El mundo nunca había estado tan conectado. En los últimos años, las empresas de comunicación han habilitando millones de kilómetros de fibra óptica y también han lanzado satélites al espacio para mejorar la experiencia de la comunicación a través de la tecnología. Toda ésta infraestructura ha hecho que la comunicación digital sea tan eficiente, que hasta un niño podría enviar un mensaje de texto a cualquier parte del mundo en cuestión de segundos. Sin embargo, a pesar de tanta facilidad tecnológica, es muy frecuente que las personas se sientan cada vez más desconectadas de su entorno.

 

Sería muy difícil negar que el estilo de vida agitado,  ha causado estragos en nuestras forma de relacionarnos con los que están cerca. Por ejemplo, vivimos tan ensimismados que llegamos a ser capaces de cerrar el portón de nuestro garaje y entrar a nuestra casa sin saludar al vecino de al lado. La sensación de estar al mismo tiempo cerca, pero a la vez tan lejos, nos incomoda porque como seres humanos, fuimos creados para relacionarnos. De hecho, una de las primeras cosas que Dios recalca, es: "No es bueno que el hombre esté solo". El diseño original de Dios muestra que los humanos no fueron creados para el aislamiento. ¡Fuimos creados para vivir en conexión!

 

Uno de los propósitos cruciales de nuestra vida aquí en la tierra, es ayudar a otros a revertir ese extraño sentido de desconexión.
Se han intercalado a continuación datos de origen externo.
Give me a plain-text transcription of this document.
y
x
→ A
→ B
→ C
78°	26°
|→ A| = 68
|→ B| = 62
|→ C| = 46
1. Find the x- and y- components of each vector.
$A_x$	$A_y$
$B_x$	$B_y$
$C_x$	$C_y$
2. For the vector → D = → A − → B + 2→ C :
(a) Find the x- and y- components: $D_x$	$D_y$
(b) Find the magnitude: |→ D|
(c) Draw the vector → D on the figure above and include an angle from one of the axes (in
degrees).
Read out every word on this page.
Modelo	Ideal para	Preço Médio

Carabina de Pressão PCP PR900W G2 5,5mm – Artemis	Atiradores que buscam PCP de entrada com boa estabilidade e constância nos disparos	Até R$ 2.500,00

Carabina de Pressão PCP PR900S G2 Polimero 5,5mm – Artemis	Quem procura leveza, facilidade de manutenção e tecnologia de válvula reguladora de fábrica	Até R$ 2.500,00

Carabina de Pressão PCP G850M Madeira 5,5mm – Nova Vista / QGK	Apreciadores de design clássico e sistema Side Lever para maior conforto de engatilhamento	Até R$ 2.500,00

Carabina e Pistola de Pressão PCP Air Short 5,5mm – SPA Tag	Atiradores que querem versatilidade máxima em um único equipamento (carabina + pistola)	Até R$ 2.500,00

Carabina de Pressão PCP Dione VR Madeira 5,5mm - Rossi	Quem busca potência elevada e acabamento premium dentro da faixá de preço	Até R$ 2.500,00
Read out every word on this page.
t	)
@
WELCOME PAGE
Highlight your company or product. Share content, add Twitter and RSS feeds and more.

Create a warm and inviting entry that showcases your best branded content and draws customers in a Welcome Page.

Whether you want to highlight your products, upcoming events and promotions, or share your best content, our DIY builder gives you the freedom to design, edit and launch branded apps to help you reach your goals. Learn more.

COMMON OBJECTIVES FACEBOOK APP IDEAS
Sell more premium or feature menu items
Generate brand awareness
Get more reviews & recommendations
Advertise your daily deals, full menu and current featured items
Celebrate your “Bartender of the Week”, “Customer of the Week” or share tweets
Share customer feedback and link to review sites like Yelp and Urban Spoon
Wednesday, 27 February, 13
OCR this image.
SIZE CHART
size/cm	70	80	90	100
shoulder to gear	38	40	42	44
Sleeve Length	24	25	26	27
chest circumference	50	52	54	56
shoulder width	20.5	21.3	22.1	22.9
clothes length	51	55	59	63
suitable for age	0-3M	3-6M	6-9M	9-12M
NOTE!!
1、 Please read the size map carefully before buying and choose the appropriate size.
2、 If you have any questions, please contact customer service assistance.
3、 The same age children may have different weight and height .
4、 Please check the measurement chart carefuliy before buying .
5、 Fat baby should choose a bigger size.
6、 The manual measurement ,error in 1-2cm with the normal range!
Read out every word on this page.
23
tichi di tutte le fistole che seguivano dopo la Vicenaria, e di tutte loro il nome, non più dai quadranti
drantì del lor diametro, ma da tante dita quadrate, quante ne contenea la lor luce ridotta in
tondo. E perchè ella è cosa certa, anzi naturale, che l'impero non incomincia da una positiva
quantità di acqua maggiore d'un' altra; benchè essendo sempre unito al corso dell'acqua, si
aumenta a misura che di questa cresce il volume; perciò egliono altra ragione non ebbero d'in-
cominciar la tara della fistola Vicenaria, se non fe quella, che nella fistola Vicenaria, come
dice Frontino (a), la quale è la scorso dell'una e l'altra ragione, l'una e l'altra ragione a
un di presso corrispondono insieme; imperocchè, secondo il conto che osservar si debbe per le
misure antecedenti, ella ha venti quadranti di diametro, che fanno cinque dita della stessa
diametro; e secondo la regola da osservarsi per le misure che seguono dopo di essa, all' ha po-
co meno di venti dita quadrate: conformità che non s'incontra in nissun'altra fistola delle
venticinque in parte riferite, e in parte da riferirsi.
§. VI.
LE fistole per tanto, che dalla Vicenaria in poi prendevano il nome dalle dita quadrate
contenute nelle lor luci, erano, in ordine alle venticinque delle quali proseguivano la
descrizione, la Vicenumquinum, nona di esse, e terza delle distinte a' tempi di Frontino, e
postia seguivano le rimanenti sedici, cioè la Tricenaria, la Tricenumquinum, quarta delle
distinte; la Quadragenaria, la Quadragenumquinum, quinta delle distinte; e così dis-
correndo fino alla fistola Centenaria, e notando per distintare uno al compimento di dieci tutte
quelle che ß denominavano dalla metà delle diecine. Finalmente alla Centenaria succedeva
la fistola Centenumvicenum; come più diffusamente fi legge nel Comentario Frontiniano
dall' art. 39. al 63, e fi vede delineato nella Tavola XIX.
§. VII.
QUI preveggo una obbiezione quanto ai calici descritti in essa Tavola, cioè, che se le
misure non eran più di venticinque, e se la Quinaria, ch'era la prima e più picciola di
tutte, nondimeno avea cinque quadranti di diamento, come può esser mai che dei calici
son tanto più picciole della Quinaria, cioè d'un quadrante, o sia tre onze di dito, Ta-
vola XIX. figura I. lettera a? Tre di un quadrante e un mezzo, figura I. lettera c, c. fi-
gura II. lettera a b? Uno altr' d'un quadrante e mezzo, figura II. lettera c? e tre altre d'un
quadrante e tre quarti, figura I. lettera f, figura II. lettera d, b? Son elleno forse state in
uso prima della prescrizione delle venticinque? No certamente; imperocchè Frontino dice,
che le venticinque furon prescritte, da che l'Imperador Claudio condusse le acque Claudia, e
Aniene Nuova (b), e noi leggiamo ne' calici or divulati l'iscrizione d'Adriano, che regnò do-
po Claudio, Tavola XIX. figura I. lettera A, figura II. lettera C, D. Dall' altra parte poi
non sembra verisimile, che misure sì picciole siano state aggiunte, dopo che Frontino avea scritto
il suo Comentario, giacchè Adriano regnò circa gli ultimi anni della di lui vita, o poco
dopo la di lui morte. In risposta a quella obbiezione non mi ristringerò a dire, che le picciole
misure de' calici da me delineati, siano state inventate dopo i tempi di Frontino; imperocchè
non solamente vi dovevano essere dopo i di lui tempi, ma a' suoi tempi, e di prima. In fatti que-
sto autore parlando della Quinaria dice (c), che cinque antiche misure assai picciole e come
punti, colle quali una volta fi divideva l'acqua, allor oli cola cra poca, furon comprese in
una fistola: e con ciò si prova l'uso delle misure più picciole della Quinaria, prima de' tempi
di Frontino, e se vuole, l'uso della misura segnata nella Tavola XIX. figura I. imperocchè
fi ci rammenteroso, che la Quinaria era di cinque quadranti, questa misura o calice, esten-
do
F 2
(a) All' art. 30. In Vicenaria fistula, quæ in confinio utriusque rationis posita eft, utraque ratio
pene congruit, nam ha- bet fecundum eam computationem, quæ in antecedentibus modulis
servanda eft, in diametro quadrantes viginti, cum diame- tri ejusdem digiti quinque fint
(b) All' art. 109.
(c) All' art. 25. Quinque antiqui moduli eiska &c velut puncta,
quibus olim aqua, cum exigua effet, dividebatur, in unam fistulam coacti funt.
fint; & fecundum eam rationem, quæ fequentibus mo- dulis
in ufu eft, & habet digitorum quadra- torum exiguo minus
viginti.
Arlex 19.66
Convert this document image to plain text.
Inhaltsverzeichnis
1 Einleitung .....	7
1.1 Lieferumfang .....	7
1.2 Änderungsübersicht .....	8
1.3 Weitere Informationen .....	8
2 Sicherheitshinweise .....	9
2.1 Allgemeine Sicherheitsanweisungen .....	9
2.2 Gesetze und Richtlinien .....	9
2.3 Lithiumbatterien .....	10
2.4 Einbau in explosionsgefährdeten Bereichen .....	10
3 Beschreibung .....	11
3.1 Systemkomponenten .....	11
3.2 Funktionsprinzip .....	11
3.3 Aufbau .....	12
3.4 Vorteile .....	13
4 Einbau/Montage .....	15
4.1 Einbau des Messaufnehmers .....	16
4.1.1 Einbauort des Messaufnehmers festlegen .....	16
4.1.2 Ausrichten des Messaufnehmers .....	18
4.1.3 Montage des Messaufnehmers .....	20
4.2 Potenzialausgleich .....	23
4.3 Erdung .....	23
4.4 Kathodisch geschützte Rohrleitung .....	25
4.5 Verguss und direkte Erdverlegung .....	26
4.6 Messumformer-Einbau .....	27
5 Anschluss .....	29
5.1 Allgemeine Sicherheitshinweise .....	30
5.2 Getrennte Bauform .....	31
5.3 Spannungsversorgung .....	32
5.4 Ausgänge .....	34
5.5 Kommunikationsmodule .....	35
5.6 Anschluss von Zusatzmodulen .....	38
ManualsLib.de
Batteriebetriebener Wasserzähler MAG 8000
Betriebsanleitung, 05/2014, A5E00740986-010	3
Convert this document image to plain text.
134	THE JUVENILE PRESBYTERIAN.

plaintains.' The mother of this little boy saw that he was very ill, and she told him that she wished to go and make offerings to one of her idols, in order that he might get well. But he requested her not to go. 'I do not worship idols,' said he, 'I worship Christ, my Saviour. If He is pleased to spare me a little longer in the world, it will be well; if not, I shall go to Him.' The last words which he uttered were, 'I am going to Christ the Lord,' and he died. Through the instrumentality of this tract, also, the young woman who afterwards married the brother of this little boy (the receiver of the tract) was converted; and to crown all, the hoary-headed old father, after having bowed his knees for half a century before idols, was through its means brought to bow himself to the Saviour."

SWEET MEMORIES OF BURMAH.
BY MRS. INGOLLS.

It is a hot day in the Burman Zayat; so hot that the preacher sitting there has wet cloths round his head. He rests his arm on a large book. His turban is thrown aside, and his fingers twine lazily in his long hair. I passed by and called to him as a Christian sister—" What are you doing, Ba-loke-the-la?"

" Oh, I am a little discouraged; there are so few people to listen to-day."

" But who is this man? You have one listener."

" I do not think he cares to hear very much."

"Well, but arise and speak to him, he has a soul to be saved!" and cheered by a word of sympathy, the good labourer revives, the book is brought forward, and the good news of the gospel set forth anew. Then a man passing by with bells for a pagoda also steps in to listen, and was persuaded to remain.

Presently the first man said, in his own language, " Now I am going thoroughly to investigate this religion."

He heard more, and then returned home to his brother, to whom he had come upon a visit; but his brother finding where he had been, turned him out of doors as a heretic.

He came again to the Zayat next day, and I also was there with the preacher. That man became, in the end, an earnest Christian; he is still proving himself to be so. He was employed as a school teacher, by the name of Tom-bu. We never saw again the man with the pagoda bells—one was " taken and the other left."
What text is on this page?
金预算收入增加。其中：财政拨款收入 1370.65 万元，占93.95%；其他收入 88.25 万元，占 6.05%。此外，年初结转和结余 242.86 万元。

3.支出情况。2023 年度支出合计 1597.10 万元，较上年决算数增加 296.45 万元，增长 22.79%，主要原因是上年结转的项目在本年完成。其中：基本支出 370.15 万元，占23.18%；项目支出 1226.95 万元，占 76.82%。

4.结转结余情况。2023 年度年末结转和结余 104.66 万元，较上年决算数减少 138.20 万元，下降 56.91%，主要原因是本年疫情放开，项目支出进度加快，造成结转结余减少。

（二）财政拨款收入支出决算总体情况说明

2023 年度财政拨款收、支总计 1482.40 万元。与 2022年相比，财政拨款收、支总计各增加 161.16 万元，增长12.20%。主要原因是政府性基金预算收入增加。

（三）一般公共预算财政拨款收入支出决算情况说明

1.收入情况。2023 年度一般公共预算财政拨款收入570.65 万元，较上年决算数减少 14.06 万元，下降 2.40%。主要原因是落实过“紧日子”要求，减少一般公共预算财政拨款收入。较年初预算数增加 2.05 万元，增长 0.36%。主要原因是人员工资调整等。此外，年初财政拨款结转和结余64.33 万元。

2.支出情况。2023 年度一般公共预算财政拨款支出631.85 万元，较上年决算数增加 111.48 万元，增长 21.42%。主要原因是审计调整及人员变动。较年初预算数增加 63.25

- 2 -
Probablemente hay personas en nuestro entorno, que se sientan totalmente desconectados a la vida y que no están conectadas a nosotros de manera significativa. La Biblia nos dice mucho acerca del porque Dios quiere que nos conectemos unos con otros. También nos da una idea de lo que debería ser nuestra misión en la vida, y de lo eficientes que somos para eliminar la plaga de la desconexión en nuestra sociedad.

 

Pablo les muestra a los efesios el fundamento de la vida en conexión: “Por su unión con Jesucristo, ustedes también forman parte de ese edificio, en donde Dios habita por medio de su Espíritu”. (Efesios 2:22 TLA). El ser humano esta destinado a encajar con otro, como un ladrillo en un edificio. Es sumamente importante que las partes de un edificio encajen para que no colapse. Esta metáfora nos debe enseñar que, si alguien esta pasando por un momento duro, nuestra conexión con ellos les proporcionará apoyo como esos ladrillos que mantienen firmes a los mas impresionantes rascacielos.

 

No debemos olvidar que lo que Jesucristo hizo cuando estuvo en la tierra, lo quiere hacer hoy a través de nuestra vida. Somos sus manos. Somos sus pies. Somos parte de algo más grande que nosotros mismos, y si nos desempeñamos en nuestro papel específico de conectar a otros con el amor y el propósito de Dios, marcaremos un antes y un después en la vida de alguien. Incluso, si alguna persona pudiera decirnos que les estamos compartiendo solo un sistema de creencias, debemos estar convencidos que lo que estamos dando es mucho más. Existimos para vivir en un sistema de pertenencia, donde estamos conectados unos con otros al amor y al propósito de Dios. ¡Estamos todos juntos en esto! Que nada ni nadie nos impida hacer nuestro mayor esfuerzo para conectar a nuestra familia, amigos, compañeros a la experiencia más grande que hemos vivido: vivir en conexión con Dios y con sus hijos.